Watchdog warns on packaged accounts

Paying for a bank account with travel insurance that may be useless is "money down the drain" warns FSA

The Financial Services Authority is forcing banks to stop selling often useless paid-for current accounts. The City watchdog yesterday announced new rules designed to protect people from being sold expensive extras that are of no use to them.

The FSA will introduce new restrictions from next year that will force banks to check whether their customers are actually eligible to claim under the insurance policies, which are usually included to make the accounts appear to be good value.

Marks & Spencer, for instance, is launching its first current account in the autumn but will charge customers £20 a month for the privilege.

In return, anyone who signs up will be given a range of so-called benefits, chief of which is a family travel insurance policy, which M&S claims is worth £245, a fiver more than the annual cost of the account.

But the City watchdog has warned that such deals may be worthless. Sheila Nicoll, FSA director of policy, said: "These products are often referred to as upgraded accounts but if you end up paying for an element you can't claim on, it's money down the drain."

She gave warning to banks, building societies – and retailers – which offer packaged accounts that the regulator will call them to account to ensure customers do actually get value out of the expensive accounts.

"We are closely monitoring the promotion of packaged bank accounts, and the new rules will make sure customers know what they're buying and that they can rely on the product or have the limitations explained before buying," Ms Nicoll said.

An estimated 10 million adults, about one in five, has a packaged account, paying up to £20 a month in exchange for benefits such as insurance, extra overdraft facilities or gimmicks such as music downloads or, in M&S's case, free coffee.

The new rules will be introduced from the end of March next year. The FSA will then require current-account providers to check whether a customer is eligible to claim under each policy. Staff flogging the accounts must establish whether policies are suitable for individual customers and tell them if they are not.

Even if customers take out the accounts, banks and building societies will have to provide then with a yearly eligibility statement setting out the requirements to claim for each of the benefits under each insurance policy in the package. The FSA hopes that move will prompt customers to check whether the policies are still useful.

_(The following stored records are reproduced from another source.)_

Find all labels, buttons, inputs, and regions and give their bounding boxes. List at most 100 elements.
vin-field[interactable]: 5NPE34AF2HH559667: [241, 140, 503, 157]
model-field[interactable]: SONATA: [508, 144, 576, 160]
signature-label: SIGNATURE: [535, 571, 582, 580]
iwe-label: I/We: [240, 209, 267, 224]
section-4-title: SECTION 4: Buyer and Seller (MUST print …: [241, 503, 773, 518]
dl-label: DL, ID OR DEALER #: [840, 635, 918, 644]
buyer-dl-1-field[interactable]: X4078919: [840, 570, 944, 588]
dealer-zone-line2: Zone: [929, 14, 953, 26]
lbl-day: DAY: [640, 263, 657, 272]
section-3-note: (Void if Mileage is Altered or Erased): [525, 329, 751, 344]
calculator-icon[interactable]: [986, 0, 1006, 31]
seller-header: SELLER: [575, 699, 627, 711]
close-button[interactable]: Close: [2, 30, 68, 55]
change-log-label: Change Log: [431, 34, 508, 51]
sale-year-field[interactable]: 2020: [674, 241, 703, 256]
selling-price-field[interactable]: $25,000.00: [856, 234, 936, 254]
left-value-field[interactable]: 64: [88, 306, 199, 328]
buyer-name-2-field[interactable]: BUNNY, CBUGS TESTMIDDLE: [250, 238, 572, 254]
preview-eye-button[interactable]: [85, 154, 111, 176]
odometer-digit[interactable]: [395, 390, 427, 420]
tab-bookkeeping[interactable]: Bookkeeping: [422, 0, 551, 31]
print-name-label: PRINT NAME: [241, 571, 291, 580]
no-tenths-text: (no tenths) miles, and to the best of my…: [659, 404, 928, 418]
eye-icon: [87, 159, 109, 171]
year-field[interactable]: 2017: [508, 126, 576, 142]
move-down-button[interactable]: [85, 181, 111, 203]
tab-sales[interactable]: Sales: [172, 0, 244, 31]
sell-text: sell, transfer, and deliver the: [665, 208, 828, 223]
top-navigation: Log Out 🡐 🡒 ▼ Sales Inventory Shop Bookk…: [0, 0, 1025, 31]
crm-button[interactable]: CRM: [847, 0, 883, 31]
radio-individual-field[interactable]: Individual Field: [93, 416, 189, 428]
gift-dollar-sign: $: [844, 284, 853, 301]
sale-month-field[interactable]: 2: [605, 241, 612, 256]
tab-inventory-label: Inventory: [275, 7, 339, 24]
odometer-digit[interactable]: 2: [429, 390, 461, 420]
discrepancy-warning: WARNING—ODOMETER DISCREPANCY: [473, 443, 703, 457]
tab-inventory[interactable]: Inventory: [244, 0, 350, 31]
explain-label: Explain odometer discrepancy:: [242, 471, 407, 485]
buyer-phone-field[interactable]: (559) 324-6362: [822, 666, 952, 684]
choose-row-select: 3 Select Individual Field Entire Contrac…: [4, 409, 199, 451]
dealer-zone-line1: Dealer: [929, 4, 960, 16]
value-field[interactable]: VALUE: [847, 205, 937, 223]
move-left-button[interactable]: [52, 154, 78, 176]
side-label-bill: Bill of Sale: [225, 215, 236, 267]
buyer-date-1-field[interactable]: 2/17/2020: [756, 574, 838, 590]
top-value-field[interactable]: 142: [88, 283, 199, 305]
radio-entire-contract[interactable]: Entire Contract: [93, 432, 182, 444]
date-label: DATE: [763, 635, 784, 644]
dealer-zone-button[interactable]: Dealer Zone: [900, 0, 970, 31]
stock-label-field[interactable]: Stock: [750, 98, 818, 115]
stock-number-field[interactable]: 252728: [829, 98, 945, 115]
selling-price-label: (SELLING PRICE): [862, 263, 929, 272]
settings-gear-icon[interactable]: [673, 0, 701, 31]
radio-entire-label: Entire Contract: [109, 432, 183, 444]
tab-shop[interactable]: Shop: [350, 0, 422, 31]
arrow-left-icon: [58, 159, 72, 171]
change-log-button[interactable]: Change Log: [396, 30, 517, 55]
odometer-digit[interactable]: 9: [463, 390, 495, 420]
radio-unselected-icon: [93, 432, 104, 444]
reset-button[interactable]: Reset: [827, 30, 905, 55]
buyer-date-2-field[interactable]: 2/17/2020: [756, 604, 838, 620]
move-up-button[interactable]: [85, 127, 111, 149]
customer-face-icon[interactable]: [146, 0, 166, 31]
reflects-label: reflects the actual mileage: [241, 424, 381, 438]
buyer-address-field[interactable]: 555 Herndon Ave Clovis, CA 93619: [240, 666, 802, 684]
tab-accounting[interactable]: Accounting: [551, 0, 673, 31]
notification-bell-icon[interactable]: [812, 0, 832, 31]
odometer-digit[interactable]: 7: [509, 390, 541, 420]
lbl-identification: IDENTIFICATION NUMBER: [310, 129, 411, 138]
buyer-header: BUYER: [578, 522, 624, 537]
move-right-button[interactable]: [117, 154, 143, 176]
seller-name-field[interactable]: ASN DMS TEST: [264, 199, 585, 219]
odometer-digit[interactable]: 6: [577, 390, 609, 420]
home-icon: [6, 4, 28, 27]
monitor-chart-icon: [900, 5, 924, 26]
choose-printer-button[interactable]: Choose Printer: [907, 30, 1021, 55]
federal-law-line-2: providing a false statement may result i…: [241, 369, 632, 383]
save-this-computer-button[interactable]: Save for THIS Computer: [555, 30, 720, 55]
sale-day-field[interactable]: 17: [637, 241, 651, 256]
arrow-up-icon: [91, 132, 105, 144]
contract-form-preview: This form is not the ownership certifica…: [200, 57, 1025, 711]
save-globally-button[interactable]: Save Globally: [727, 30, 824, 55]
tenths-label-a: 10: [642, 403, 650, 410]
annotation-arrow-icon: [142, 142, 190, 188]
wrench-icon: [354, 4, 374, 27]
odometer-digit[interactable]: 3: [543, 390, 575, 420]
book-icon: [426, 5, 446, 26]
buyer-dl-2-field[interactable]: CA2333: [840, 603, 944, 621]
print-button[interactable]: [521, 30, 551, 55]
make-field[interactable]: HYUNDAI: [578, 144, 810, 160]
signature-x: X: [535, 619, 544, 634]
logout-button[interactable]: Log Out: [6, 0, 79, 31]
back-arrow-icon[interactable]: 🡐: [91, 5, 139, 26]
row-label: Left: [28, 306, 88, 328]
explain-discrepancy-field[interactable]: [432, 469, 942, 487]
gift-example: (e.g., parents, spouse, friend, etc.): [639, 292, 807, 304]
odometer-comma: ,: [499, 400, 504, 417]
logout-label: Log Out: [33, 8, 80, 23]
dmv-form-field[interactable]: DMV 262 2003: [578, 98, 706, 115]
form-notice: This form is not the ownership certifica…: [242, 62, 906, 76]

The watchdog is also considering forcing banks to tell customers who have triggered the age limit for claiming on the travel insurance element, or warn them if they will do so before the next statement is due.

Andrew Hagger, who writes about packaged accounts in this week's Money Insider column on p57, said that they may not be good value for many.

"If you're not going to make use of the monthly benefits on offer with the fee-paying current accounts, then it's a no brainer, you should switch back to a standard bank account and save yourself up to £240 a year into the bargain," he said.

"If you asked people what they want from their bank, many will specify good customer service, low and transparent charges and a simple product on their wish list. Free drinks vouchers or music downloads are likely to be seen as more of a gimmick.

"However, rather than dismiss all packaged accounts out of hand, it's worth looking closely at the deals on offer," he added.